As eleições brasileiras estão produzindo situações que desafiam a realidade. Uma delas foi a reação do público no show de abertura da turnê “Us + Them” (Nós + eles), do ex-Pink Floyd Roger Waters, em São Paulo, no dia 9 de outubro. O músico exibiu o nome de Jair Bolsonaro na lista “Neofascismo está em ascensão”, com nomes de líderes mundiais autoritários. Também projetou a hashtag #ELENÃO em dois momentos.
Parte do público, que tinha acabado de ouvir o protesto de Waters contra Trump e outros políticos autoritários, começou a vaiar e soltar toda sorte de xingamentos. Muitos, porém, aplaudiram. Waters repetiu o protesto nos shows seguintes. Em Brasília, a frase “nem fodendo” foi exibida no telão.
O episódio, evidentemente, rendeu uma série de memes nas redes sociais. Seria uma decepção para qualquer fã de verdade de Pink Floyd se Waters viesse ao Brasil no atual momento e não se manifestasse contra Bolsonaro. Um tempo atrás, ele chegou inclusive a se posicionar a favor do “Fora Temer”. Ele perdeu o avô na Primeira Guerra Mundial e o pai na Segunda. Sim, ele sabe muito bem sobre o que está falando.
Pink Floyd nasceu em 1965 e é ainda hoje uma das maiores expressões do rock progressivo, representado principalmente pelos Beatles em sua fase psicodélica. Desde o início, o Pink Floyd é uma das bandas mais politizadas de toda a história do rock.
A crítica ao autoritarismo já estava presente de forma contundente contra o stalinismo no disco Animals (1977), inspirado em A Revolução dos Bichos, livro de George Orwell. As faixas “Pigs (Three Different Ones)”, “Dogs” e “Sheep” representam os políticos corruptos e moralistas (porcos), as forças de repressão (cachorros) e uma massa que não pensa por si (ovelhas).
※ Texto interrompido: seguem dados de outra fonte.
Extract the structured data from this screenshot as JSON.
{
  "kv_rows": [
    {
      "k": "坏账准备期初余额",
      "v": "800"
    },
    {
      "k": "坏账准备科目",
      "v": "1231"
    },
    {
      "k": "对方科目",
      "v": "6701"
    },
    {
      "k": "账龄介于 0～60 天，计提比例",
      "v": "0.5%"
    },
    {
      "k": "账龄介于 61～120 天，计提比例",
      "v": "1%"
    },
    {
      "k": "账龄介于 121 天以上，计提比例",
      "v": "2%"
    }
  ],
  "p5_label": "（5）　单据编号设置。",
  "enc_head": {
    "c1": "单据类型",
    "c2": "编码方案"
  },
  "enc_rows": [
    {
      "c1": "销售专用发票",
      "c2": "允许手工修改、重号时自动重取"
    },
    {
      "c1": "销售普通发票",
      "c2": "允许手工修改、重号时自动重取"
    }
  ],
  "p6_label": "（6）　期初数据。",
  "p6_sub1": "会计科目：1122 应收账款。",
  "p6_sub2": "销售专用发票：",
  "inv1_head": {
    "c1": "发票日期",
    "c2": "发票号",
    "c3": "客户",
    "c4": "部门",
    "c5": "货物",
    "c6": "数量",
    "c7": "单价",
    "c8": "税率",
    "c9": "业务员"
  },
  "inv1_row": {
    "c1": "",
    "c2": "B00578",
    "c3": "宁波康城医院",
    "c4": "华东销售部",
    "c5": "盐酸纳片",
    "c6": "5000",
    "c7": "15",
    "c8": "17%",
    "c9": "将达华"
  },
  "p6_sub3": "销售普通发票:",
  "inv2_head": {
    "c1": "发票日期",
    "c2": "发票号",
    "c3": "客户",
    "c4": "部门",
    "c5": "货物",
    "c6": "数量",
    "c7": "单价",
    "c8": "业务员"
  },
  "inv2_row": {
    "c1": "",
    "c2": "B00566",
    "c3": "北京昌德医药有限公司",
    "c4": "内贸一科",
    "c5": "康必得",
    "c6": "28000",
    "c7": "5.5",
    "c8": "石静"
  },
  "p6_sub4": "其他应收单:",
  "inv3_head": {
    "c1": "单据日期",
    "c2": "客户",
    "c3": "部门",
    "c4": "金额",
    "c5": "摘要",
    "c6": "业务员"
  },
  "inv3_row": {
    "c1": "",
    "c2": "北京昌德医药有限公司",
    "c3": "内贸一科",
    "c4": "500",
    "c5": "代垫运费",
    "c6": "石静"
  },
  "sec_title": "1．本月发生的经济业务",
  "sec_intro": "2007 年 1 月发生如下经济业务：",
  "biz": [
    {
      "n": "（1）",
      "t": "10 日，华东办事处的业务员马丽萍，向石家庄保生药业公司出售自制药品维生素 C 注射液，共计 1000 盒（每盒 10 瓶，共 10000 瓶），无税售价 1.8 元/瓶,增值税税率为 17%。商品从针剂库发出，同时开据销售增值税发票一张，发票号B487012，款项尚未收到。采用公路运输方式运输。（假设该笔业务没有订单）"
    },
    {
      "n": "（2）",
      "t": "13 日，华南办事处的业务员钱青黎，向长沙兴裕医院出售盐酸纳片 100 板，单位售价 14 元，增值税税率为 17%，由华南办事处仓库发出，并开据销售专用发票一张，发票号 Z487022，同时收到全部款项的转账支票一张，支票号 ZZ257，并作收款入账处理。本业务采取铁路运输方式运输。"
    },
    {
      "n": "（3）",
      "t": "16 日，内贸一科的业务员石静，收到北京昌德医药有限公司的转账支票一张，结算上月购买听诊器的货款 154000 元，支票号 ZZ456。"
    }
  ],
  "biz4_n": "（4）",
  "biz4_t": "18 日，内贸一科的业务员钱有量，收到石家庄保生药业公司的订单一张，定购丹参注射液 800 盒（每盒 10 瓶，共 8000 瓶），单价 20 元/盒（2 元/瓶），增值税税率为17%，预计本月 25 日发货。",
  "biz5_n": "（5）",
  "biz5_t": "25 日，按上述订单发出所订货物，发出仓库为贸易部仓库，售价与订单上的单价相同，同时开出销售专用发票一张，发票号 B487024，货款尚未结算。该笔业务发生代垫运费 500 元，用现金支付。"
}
The Wall (1979) é uma ópera rock sobre alienação e solidão, representada por um muro que divide artista e público. “Another brick in the wall” (parte 2), a faixa mais conhecida do disco, representa bem uma das características do atual momento que vivemos: “Nós não precisamos de nenhuma educação / Nós não precisamos de nenhuma lavagem cerebral”.
O que pensar? Talvez que essas pessoas sejam ignorantes que nunca entenderam a banda. Talvez, ainda, que estejam entorpecidas pela polarização e, do alto de sua arrogância, se conferem o direito de censurar o artista de acordo com o que defendem: se não pensa como eles, não pode ser dito.
O certo é que ameaças às liberdades democráticas e aos direitos humanos básicos, em qualquer parte do mundo, é assunto de todos sim. O episódio serviu para deixar a mostra o estrago na consciência causado por anos de governos de frente popular, agora explorado da pior forma pela ameaça autoritária do facínora Jair Bolsonaro.